The MPAA ratings, as I understand, are a voluntary thing, not actually required by law. But it's kind of ingrained in us now, so we expect it. I imagine indie films don't have to be rated, but how much reach do they have when they aren't? Maybe you have a local theater that does a lot of indie and art films, but you have to seek it out.
Those indie eBooks are on sale right next to their Big-Publisher counterparts on Amazon. So do we all (traditional and indie alike) submit our novels to be evaluated by the Mysterious Novel-Rating Board? I can imagine the backlog ... and you thought traditional publishing moved slowly now.
Okay, maybe instead we're all just responsible for self-rating our own novels. But wait, isn't the "problem" in the first place the fact that people so often disagree on what is or isn't appropriate for a certain age? There would be no chance for even the illusion of consistency. Even with set criteria and guidelines, you can't expect an author to objectively evaluate their own work.
When I let the logistics go, I wonder if there's really even that much value in ratings. There are plenty of PG-13 movies I find repulsive, and R-rated movies I find worthwhile.

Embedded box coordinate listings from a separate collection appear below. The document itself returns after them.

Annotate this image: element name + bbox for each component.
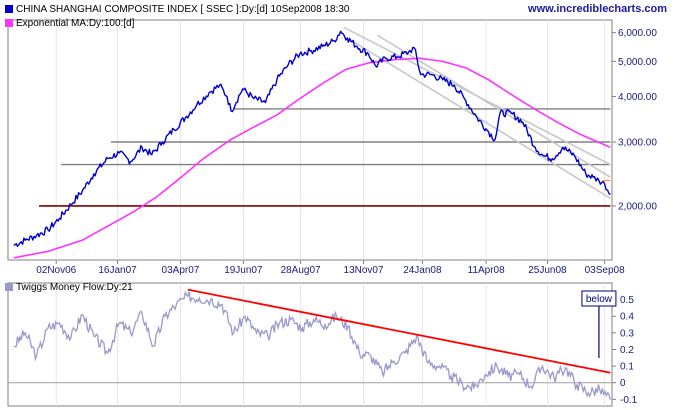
price-y-tick-label: 2,000.00	[618, 201, 657, 212]
money-flow-y-tick-label: 0.4	[620, 312, 634, 323]
ema-line	[13, 57, 611, 259]
money-flow-y-tick-label: 0.2	[620, 345, 634, 356]
x-tick-label: 25Jun08	[528, 265, 567, 276]
money-flow-plot-frame	[7, 282, 613, 407]
x-tick-label: 02Nov06	[36, 265, 76, 276]
price-plot-frame	[7, 19, 613, 261]
money-flow-line	[13, 290, 612, 400]
price-vertical-grid	[55, 20, 606, 260]
money-flow-trend-line-segment	[187, 288, 611, 374]
price-y-axis-ticks: 2,000.00 3,000.00 4,000.00 5,000.00 6,000.00	[612, 28, 657, 212]
price-panel: 2,000.00 3,000.00 4,000.00 5,000.00 6,000.00…	[5, 3, 667, 276]
money-flow-y-tick-label: 0.3	[620, 328, 634, 339]
money-flow-y-tick-label: 0	[620, 378, 626, 389]
price-y-tick-label: 4,000.00	[618, 92, 657, 103]
price-chart-title: CHINA SHANGHAI COMPOSITE INDEX [ SSEC ]:…	[16, 4, 350, 15]
x-tick-label: 13Nov07	[344, 265, 384, 276]
money-flow-y-tick-label: -0.1	[620, 395, 638, 406]
price-series-group	[13, 30, 611, 259]
x-tick-label: 03Apr07	[162, 265, 200, 276]
price-support-lines	[39, 108, 611, 207]
price-y-tick-label: 6,000.00	[618, 28, 657, 39]
money-flow-series-group	[13, 290, 612, 400]
price-legend-swatch	[5, 5, 13, 13]
money-flow-y-tick-label: 0.5	[620, 295, 634, 306]
x-tick-label: 24Jan08	[403, 265, 442, 276]
x-tick-label: 16Jan07	[98, 265, 137, 276]
x-tick-label: 03Sep08	[585, 265, 625, 276]
x-tick-label: 11Apr08	[468, 265, 506, 276]
price-line	[13, 30, 611, 247]
money-flow-legend-swatch	[5, 283, 13, 291]
money-flow-annotation: below	[581, 290, 617, 358]
x-tick-label: 19Jun07	[224, 265, 263, 276]
ema-legend-label: Exponential MA:Dy:100:[d]	[16, 18, 135, 29]
money-flow-title: Twiggs Money Flow:Dy:21	[16, 282, 133, 293]
ema-legend-swatch	[5, 19, 13, 27]
money-flow-y-tick-label: 0.1	[620, 362, 634, 373]
annotation-text: below	[586, 294, 613, 305]
money-flow-trend-line	[187, 288, 611, 374]
x-tick-label: 28Aug07	[281, 265, 321, 276]
money-flow-panel: 0.5 0.4 0.3 0.2 0.1 0 -0.1 below Twiggs Money …	[5, 282, 638, 407]
trend-channel-line	[346, 37, 611, 199]
price-y-tick-label: 3,000.00	[618, 137, 657, 148]
price-y-tick-label: 5,000.00	[618, 57, 657, 68]
website-label[interactable]: www.incrediblecharts.com	[527, 3, 667, 15]
price-x-axis-ticks: 02Nov06 16Jan07 03Apr07 19Jun07 28Aug07 13Nov…	[36, 260, 625, 276]
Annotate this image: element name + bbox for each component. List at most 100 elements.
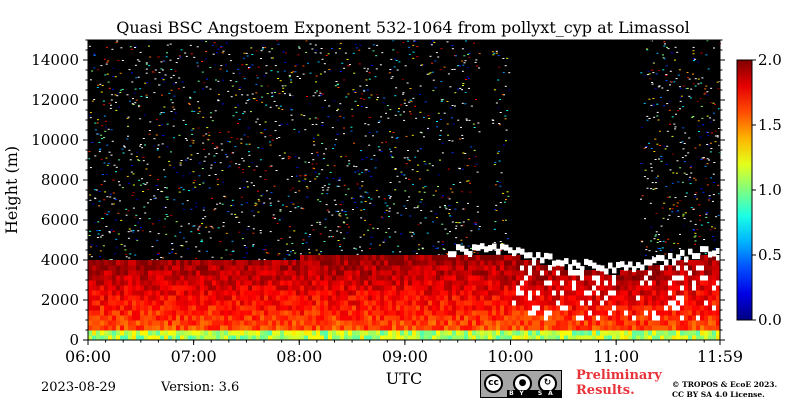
noise-point — [655, 73, 658, 75]
layer-cell — [632, 275, 637, 281]
noise-point — [674, 46, 677, 48]
noise-point — [329, 230, 332, 232]
noise-point — [423, 160, 426, 162]
noise-point — [401, 79, 404, 80]
noise-point — [491, 51, 494, 53]
layer-cell — [200, 265, 205, 271]
layer-cell — [588, 325, 593, 331]
noise-point — [315, 49, 318, 51]
layer-cell — [412, 255, 417, 261]
layer-cell — [172, 305, 177, 311]
layer-cell — [148, 320, 153, 326]
layer-cell — [204, 310, 209, 316]
noise-point — [375, 131, 378, 133]
layer-cell — [356, 310, 361, 316]
layer-cell — [444, 255, 449, 261]
noise-point — [110, 104, 112, 106]
noise-point — [126, 94, 129, 96]
noise-point — [149, 174, 152, 176]
layer-cell — [304, 260, 309, 266]
noise-point — [669, 169, 672, 171]
layer-cell — [420, 275, 425, 281]
layer-cell — [264, 325, 269, 331]
noise-point — [432, 245, 435, 247]
noise-point — [115, 101, 117, 103]
noise-point — [400, 171, 403, 173]
layer-cell — [492, 330, 497, 336]
layer-cell — [504, 260, 509, 266]
layer-cell — [268, 320, 273, 326]
noise-point — [202, 116, 205, 118]
layer-cell — [424, 330, 429, 336]
layer-cell — [316, 315, 321, 321]
layer-cell — [352, 275, 357, 281]
noise-point — [688, 137, 691, 139]
noise-point — [651, 83, 654, 85]
layer-cell — [468, 295, 473, 301]
layer-cell — [260, 330, 265, 336]
cc-icon: cc — [484, 374, 503, 393]
noise-point — [504, 115, 507, 117]
layer-cell — [572, 285, 577, 291]
layer-cell — [188, 290, 193, 296]
layer-cell — [612, 335, 617, 341]
noise-point — [399, 251, 402, 253]
layer-cell — [620, 270, 625, 276]
layer-cell — [132, 295, 137, 301]
layer-cell — [176, 280, 181, 286]
layer-cell — [284, 305, 289, 311]
layer-cell — [640, 310, 645, 316]
noise-point — [335, 52, 337, 54]
layer-cell — [100, 260, 105, 266]
layer-cell — [324, 300, 329, 306]
layer-cell — [280, 290, 285, 296]
layer-cell — [488, 320, 493, 326]
noise-point — [288, 254, 291, 256]
layer-cell — [640, 300, 645, 306]
layer-cell — [112, 320, 117, 326]
noise-point — [315, 163, 318, 165]
layer-cell — [300, 315, 305, 321]
noise-point — [705, 54, 708, 56]
layer-cell — [656, 275, 661, 281]
layer-cell — [512, 330, 517, 336]
noise-point — [440, 196, 443, 198]
noise-point — [161, 143, 164, 145]
noise-point — [686, 87, 689, 89]
noise-point — [274, 121, 277, 122]
layer-cell — [648, 315, 653, 321]
x-axis: 06:00 07:00 08:00 09:00 10:00 11:00 11:59 — [65, 40, 743, 366]
layer-cell — [168, 290, 173, 296]
layer-cell — [680, 270, 685, 276]
noise-point — [300, 207, 303, 209]
noise-point — [211, 44, 214, 46]
noise-point — [375, 159, 378, 161]
layer-cell — [500, 305, 505, 311]
layer-cell — [444, 320, 449, 326]
layer-cell — [464, 320, 469, 326]
layer-cell — [592, 320, 597, 326]
noise-point — [277, 107, 280, 109]
noise-point — [265, 252, 268, 254]
layer-cell — [280, 305, 285, 311]
layer-cell — [592, 310, 597, 316]
noise-point — [688, 179, 691, 181]
noise-point — [196, 62, 199, 64]
noise-point — [108, 87, 111, 89]
layer-cell — [516, 335, 521, 341]
layer-cell — [96, 270, 101, 276]
layer-cell — [384, 275, 389, 281]
noise-point — [319, 52, 322, 54]
layer-cell — [160, 320, 165, 326]
layer-cell — [564, 300, 569, 306]
layer-cell — [144, 275, 149, 281]
layer-cell — [240, 330, 245, 336]
noise-point — [163, 207, 165, 209]
layer-cell — [452, 300, 457, 306]
noise-point — [470, 105, 473, 107]
noise-point — [699, 219, 702, 221]
layer-cell — [456, 320, 461, 326]
layer-cell — [180, 285, 185, 291]
layer-cell — [552, 280, 557, 286]
layer-cell — [488, 325, 493, 331]
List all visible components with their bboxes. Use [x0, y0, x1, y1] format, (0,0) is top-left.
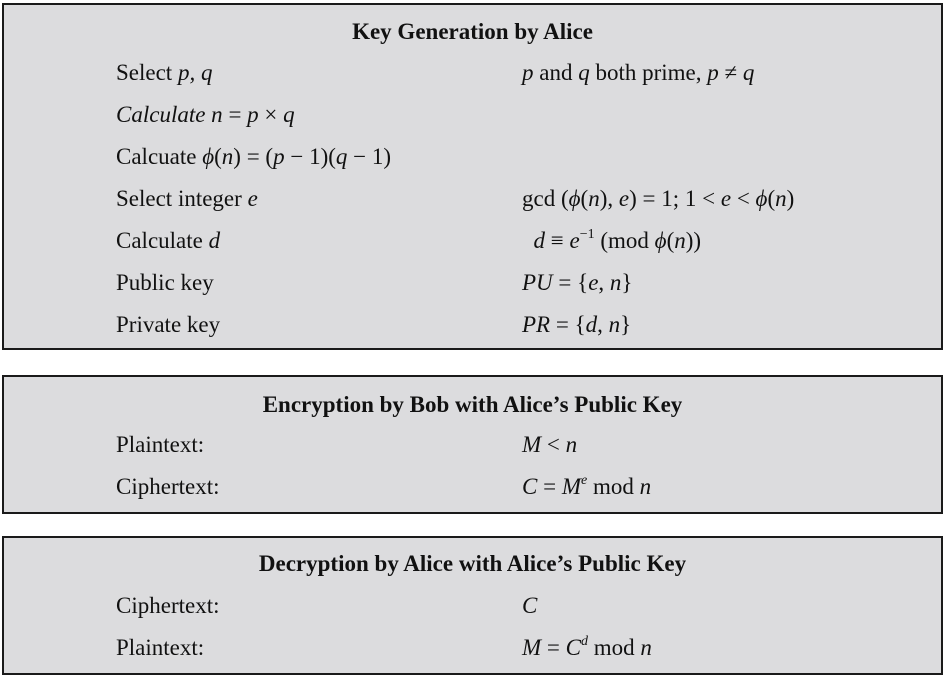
row-value: M = Cd mod n — [522, 634, 652, 660]
encryption-panel: Encryption by Bob with Alice’s Public Ke… — [2, 375, 943, 514]
row-label: Select integer e — [116, 186, 258, 211]
row-label: Ciphertext: — [116, 474, 220, 499]
decryption-panel: Decryption by Alice with Alice’s Public … — [2, 536, 943, 675]
table-row: Calculate d d ≡ e−1 (mod ϕ(n)) — [4, 226, 941, 256]
row-value: d ≡ e−1 (mod ϕ(n)) — [533, 227, 702, 253]
row-label: Ciphertext: — [116, 593, 220, 618]
row-label: Plaintext: — [116, 432, 205, 457]
table-row: Select integer e gcd (ϕ(n), e) = 1; 1 < … — [4, 184, 941, 214]
table-row: Plaintext: M = Cd mod n — [4, 633, 941, 663]
key-generation-panel: Key Generation by Alice Select p, q p an… — [2, 3, 943, 350]
row-label: Calculate d — [116, 228, 221, 253]
row-label: Calculate n = p × q — [116, 102, 295, 127]
row-value: PR = {d, n} — [522, 312, 632, 337]
table-row: Private key PR = {d, n} — [4, 310, 941, 340]
table-row: Ciphertext: C — [4, 591, 941, 621]
row-label: Private key — [116, 312, 221, 337]
row-value: C = Me mod n — [522, 473, 652, 499]
row-value: C — [522, 593, 538, 618]
row-label: Calcuate ϕ(n) = (p − 1)(q − 1) — [116, 144, 392, 169]
table-row: Ciphertext: C = Me mod n — [4, 472, 941, 502]
decryption-title: Decryption by Alice with Alice’s Public … — [258, 551, 687, 576]
table-row: Public key PU = {e, n} — [4, 268, 941, 298]
table-row: Calculate n = p × q — [4, 100, 941, 130]
row-value: M < n — [522, 432, 578, 457]
row-label: Select p, q — [116, 60, 213, 85]
table-row: Select p, q p and q both prime, p ≠ q — [4, 58, 941, 88]
row-value: gcd (ϕ(n), e) = 1; 1 < e < ϕ(n) — [522, 186, 795, 211]
key-generation-title: Key Generation by Alice — [352, 19, 593, 44]
encryption-title: Encryption by Bob with Alice’s Public Ke… — [262, 392, 683, 417]
table-row: Plaintext: M < n — [4, 430, 941, 460]
row-label: Public key — [116, 270, 214, 295]
table-row: Calcuate ϕ(n) = (p − 1)(q − 1) — [4, 142, 941, 172]
row-value: PU = {e, n} — [522, 270, 633, 295]
row-value: p and q both prime, p ≠ q — [522, 60, 755, 85]
row-label: Plaintext: — [116, 635, 205, 660]
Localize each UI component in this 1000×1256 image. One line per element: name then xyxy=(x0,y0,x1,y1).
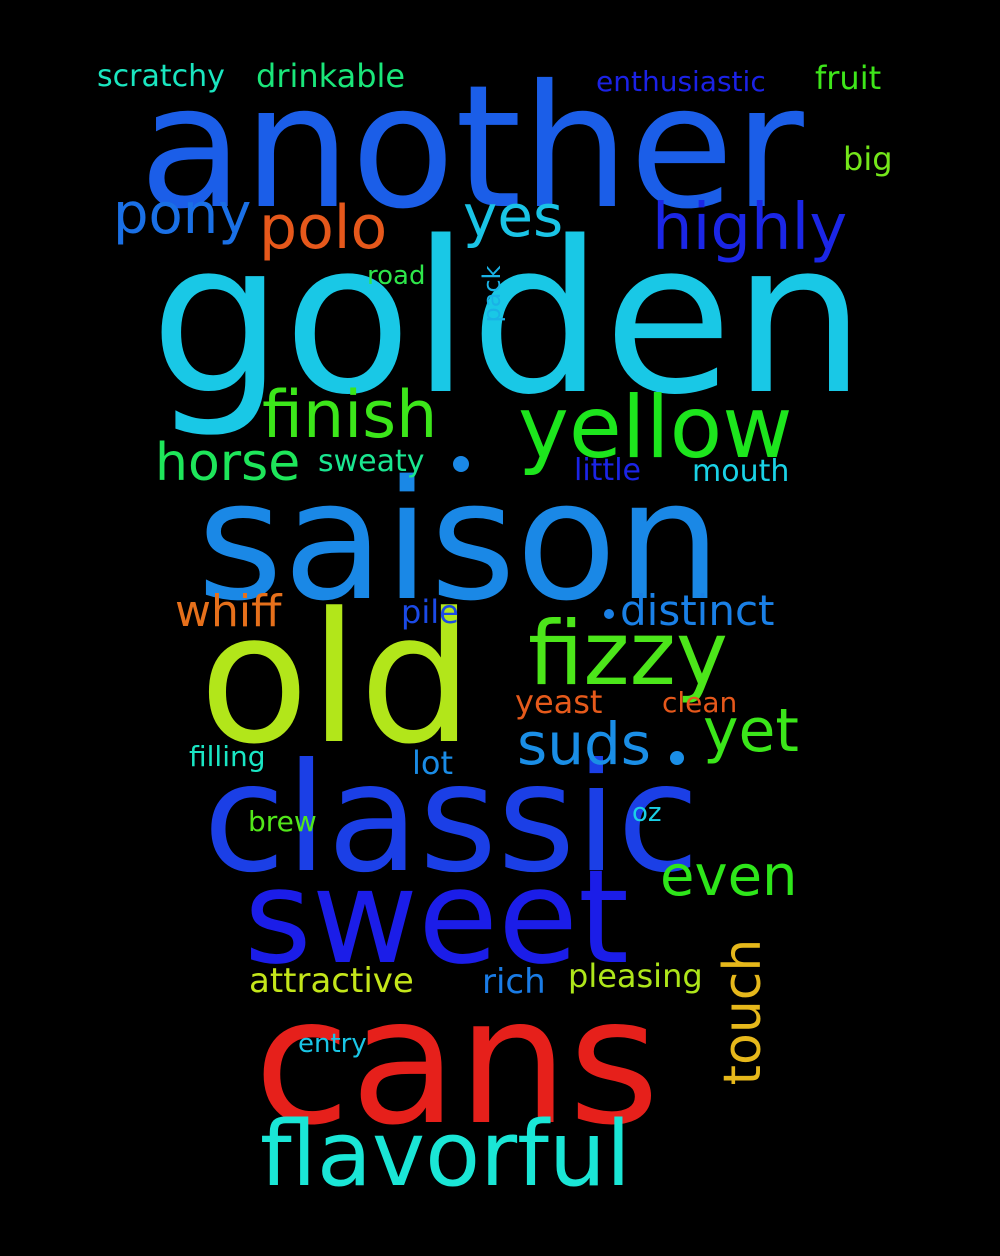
word-golden: golden xyxy=(150,196,866,441)
dot-3 xyxy=(670,751,684,765)
word-road: road xyxy=(367,261,426,291)
word-mouth: mouth xyxy=(692,454,790,489)
word-suds: suds xyxy=(517,710,652,778)
word-polo: polo xyxy=(259,193,388,263)
word-scratchy: scratchy xyxy=(97,59,225,94)
word-whiff: whiff xyxy=(175,586,282,637)
word-brew: brew xyxy=(248,805,317,838)
word-drinkable: drinkable xyxy=(256,57,406,95)
word-another: another xyxy=(139,49,804,247)
word-pack: pack xyxy=(478,265,506,323)
word-yet: yet xyxy=(703,696,799,766)
word-classic: classic xyxy=(203,732,700,906)
word-yeast: yeast xyxy=(515,683,603,721)
word-old: old xyxy=(199,575,474,784)
dot-1 xyxy=(453,456,469,472)
word-attractive: attractive xyxy=(249,961,414,1001)
word-filling: filling xyxy=(189,740,266,773)
word-horse: horse xyxy=(155,433,301,493)
word-touch: touch xyxy=(713,938,773,1086)
word-enthusiastic: enthusiastic xyxy=(596,65,766,98)
word-yes: yes xyxy=(463,182,564,250)
word-sweet: sweet xyxy=(244,841,629,993)
word-finish: finish xyxy=(262,378,438,453)
word-fizzy: fizzy xyxy=(528,602,728,705)
word-pleasing: pleasing xyxy=(568,957,703,995)
dot-2 xyxy=(604,609,614,619)
word-even: even xyxy=(660,844,798,909)
word-pile: pile xyxy=(401,593,459,631)
word-entry: entry xyxy=(298,1029,367,1059)
word-yellow: yellow xyxy=(518,378,793,478)
word-flavorful: flavorful xyxy=(260,1102,631,1207)
word-cans: cans xyxy=(254,961,660,1164)
word-clean: clean xyxy=(662,686,738,719)
word-oz: oz xyxy=(632,798,662,828)
word-lot: lot xyxy=(412,744,454,782)
word-fruit: fruit xyxy=(815,59,882,97)
word-highly: highly xyxy=(652,191,848,265)
word-sweaty: sweaty xyxy=(318,444,425,479)
word-pony: pony xyxy=(113,182,252,247)
word-big: big xyxy=(843,140,893,178)
word-rich: rich xyxy=(482,962,546,1002)
word-distinct: distinct xyxy=(620,586,775,635)
word-little: little xyxy=(574,453,641,488)
word-saison: saison xyxy=(197,445,722,637)
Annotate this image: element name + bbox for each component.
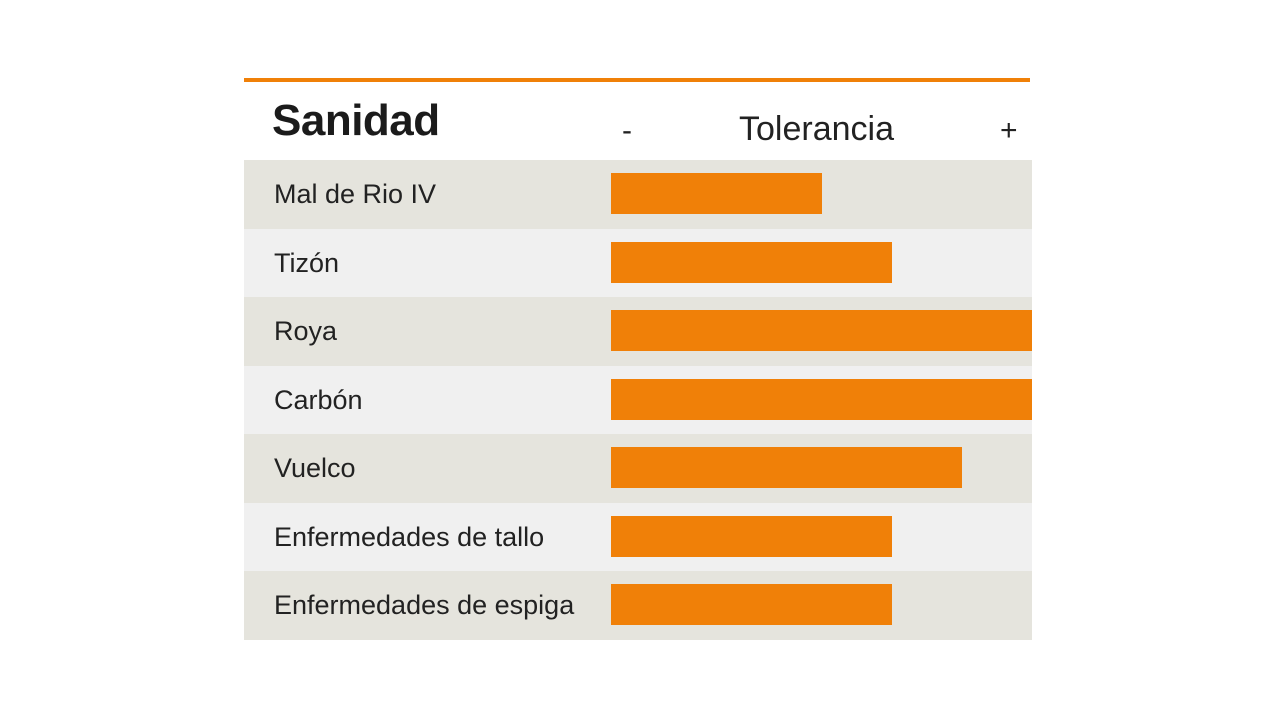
category-label: Mal de Rio IV (274, 179, 437, 209)
table-row: Vuelco (244, 434, 1032, 503)
category-label: Carbón (274, 384, 363, 415)
bar-rows: Mal de Rio IV Tizón Roya Carbón Vuelco Enferm… (244, 160, 1032, 640)
chart-panel: Sanidad - Tolerancia + Mal de Rio IV Tizó… (244, 78, 1032, 640)
tolerance-bar (611, 515, 892, 557)
table-row: Roya (244, 297, 1032, 366)
table-row: Enfermedades de espiga (244, 571, 1032, 640)
chart-title: Sanidad (272, 96, 440, 145)
tolerance-bar (611, 241, 892, 283)
table-row: Carbón (244, 365, 1032, 434)
category-label: Roya (274, 316, 338, 346)
category-label: Tizón (274, 247, 340, 278)
tolerance-bar (611, 310, 1032, 351)
category-label: Vuelco (274, 453, 356, 483)
table-row: Enfermedades de tallo (244, 502, 1032, 571)
table-row: Tizón (244, 228, 1032, 297)
axis-label: Tolerancia (739, 110, 894, 148)
tolerance-bar (611, 584, 892, 625)
tolerance-bar (611, 173, 822, 214)
table-row: Mal de Rio IV (244, 160, 1032, 229)
scale-min-label: - (622, 114, 632, 147)
scale-max-label: + (1000, 114, 1018, 147)
category-label: Enfermedades de espiga (274, 590, 575, 620)
tolerance-bar (611, 378, 1032, 420)
category-label: Enfermedades de tallo (274, 521, 545, 552)
tolerance-bar (611, 447, 962, 488)
top-rule (244, 78, 1030, 82)
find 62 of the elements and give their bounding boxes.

Content is so nuanced and varied, it's really hard to stick one of a handful of labels on it and believe it will mean something.
What's the answer for concerned parents and general readers, then?
One option is to read the book yourself first. That's time-consuming, though, and if your kid's a voracious reader, you're going to have a problem.
Better option: The internet is your friend. Check online reviews, especially critical ones—they're more likely to mention potentially offensive content, and you can decide for yourself if it's a deal-breaker or not. Get involved on sites like Goodreads where people talk about books all the time.
What if you're in a store or library and forgot your smartphone at home? Ask a bookseller or librarian. It's their job to know about books. If they don't know enough about a specific title, I bet they could help you find out with one of those online resources. (I've yet to find a bookstore or library that didn't have a few computers inside.)
What are your thoughts on the idea of book ratings? What alternatives do you think are the most viable?